Exercise Pacific Reach 2009 tests watercraft capabilities
August 13, 2009
YOKOHAMA NORTH DOCK, Japan (Aug. 10, 2009) -- Active-duty and Army Reserve Soldiers from across the globe are testing the readiness of the Army's pre-positioned set four during military exercise Pacific Reach 2009 at the Yokohama north dock in Tokyo, Japan.
"Pacific Reach is a validation of the issue and turn-in process of the Army's pre-positioned set," said Chief Warrant Officer Charles West, U.S. Army Pacific Command, G-4 Mobility Division Sea Operations Branch.
The exercise, which is underway from Aug. 1 through 20, takes the watercraft from the Japan stock and runs them through procedures to raise their operational level and prepare them for missions in the future.
Units taking part in the exercise came from as far away as Morehead City, N.C.; Fort Eustis, Va.; Tacoma, Wash.; and Fort Shafter, Hawaii.
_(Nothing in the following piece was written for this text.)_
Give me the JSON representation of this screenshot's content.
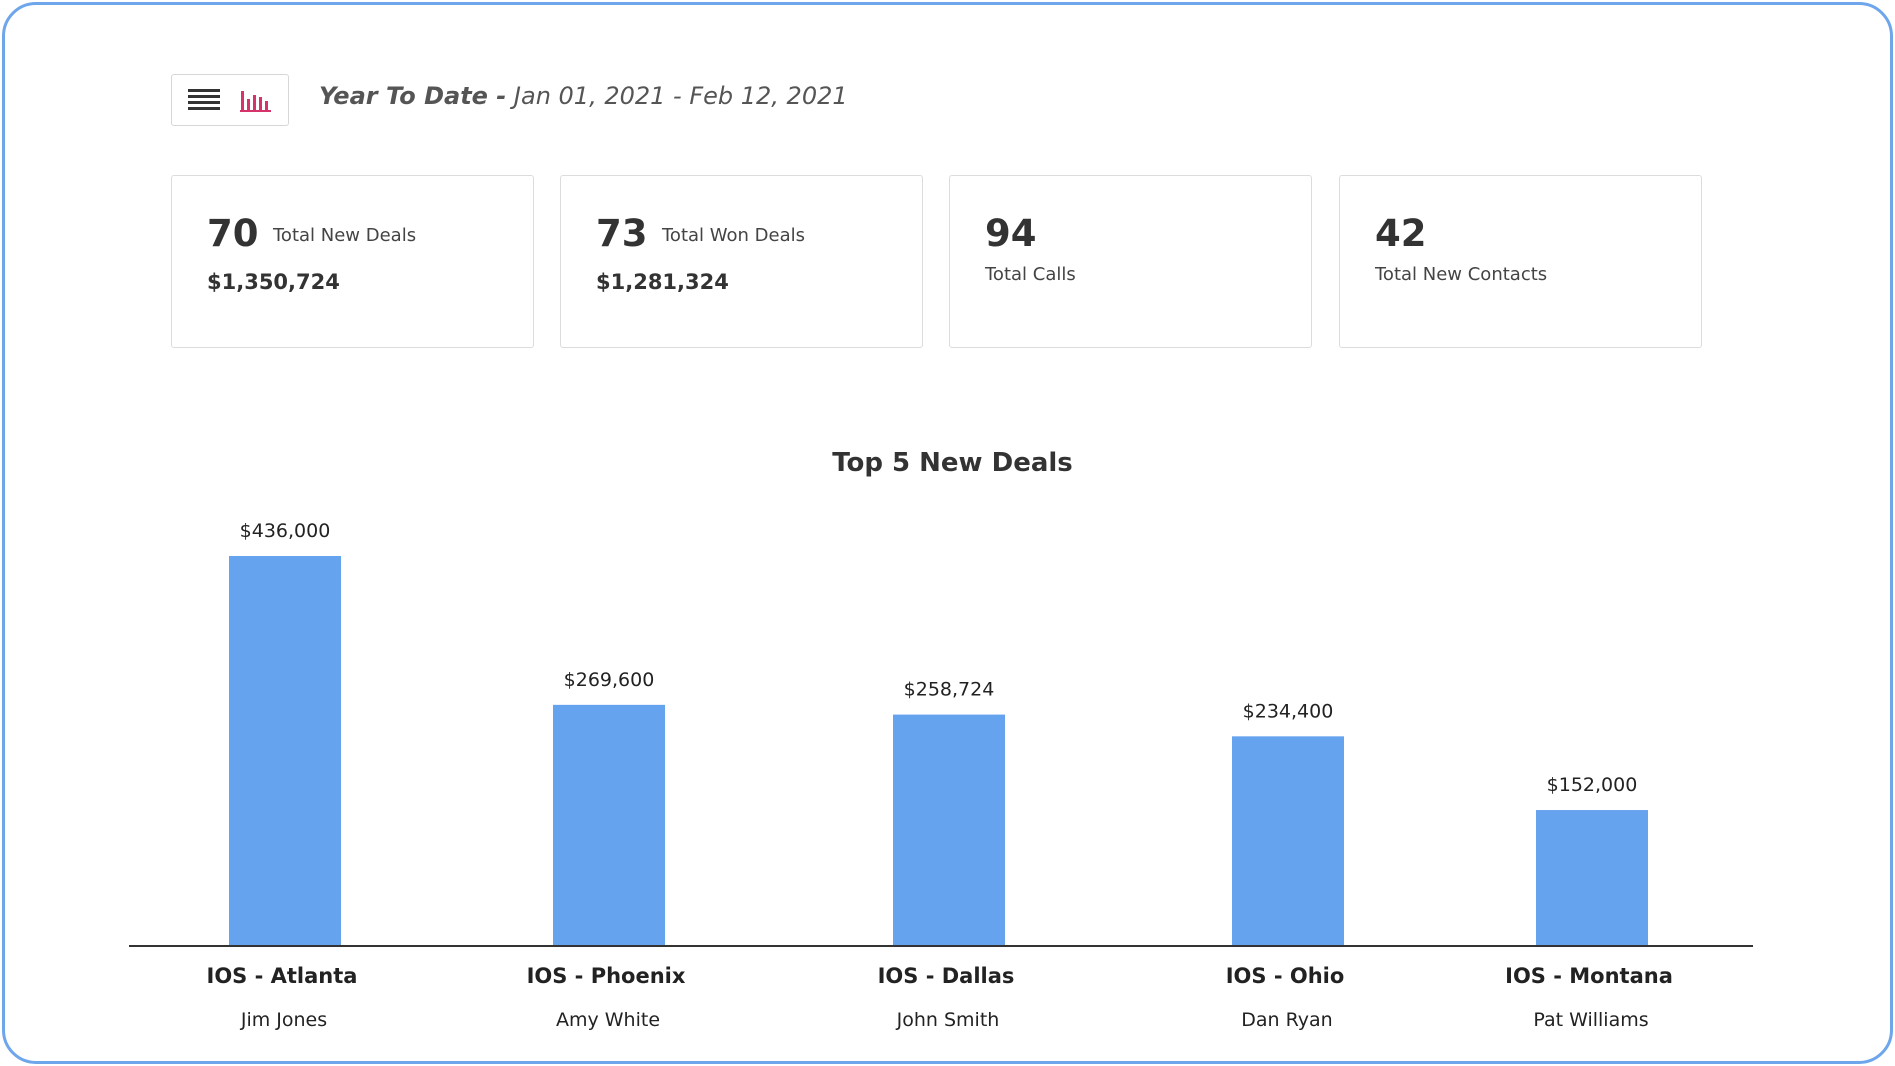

"What we're doing is improving the time for crews to inventory and get the vessels ready to go out and execute missions," said Lt. Col. Stacy Townsend, commander, 35th Combat Sustainment Support Battalion, 8th Theater Sustainment Command. "It's important to validate the timelines so that in the event the nation calls on the Pacific to respond to disasters or missions, commanders will know how long it takes to receive equipment."
The Soldiers of the 35th CSSB, based out of Sagami Depot in Tokyo, provided command and control and logistics support to the Soldiers taking part in the exercise. During the exercise, the Soldiers constructed modular causeway ferries, tested landing craft utility watercrafts, and ran through the steps necessary to check the readiness of all the equipment.
West, who has participated in the last three Pacific Reach exercises, said each year brings more and more improvements over previous operations.
"The best improvement this year is that we have cut down on the time to inventory the equipment for the watercraft," West said. "Last year, getting the boats operational took days, but we now do it in hours."
The efficiency in inventorying equipment is a result of hand receipts being location-specific. If a Soldier needed to inventory an item, he would begin the process in an area versus moving all over the ship for each item. The Landing Craft Utility watercraft alone has more than 10,000 line items.
West said that improvement came about from the after-action reports from last year to enhance the current Pacific Reach exercise. The Soldiers working during the exercise have dealt with earthquakes at night, humid days at the dock and harsh weather from tropical storms, yet despite it all, still accomplish the mission.
"They [Soldiers] are performing phenomenally," Townsend said. "They came from many places all across the U.S. and are working as a team. This exercise is a great training and learning experience and is giving the Soldiers vital skills they can use elsewhere."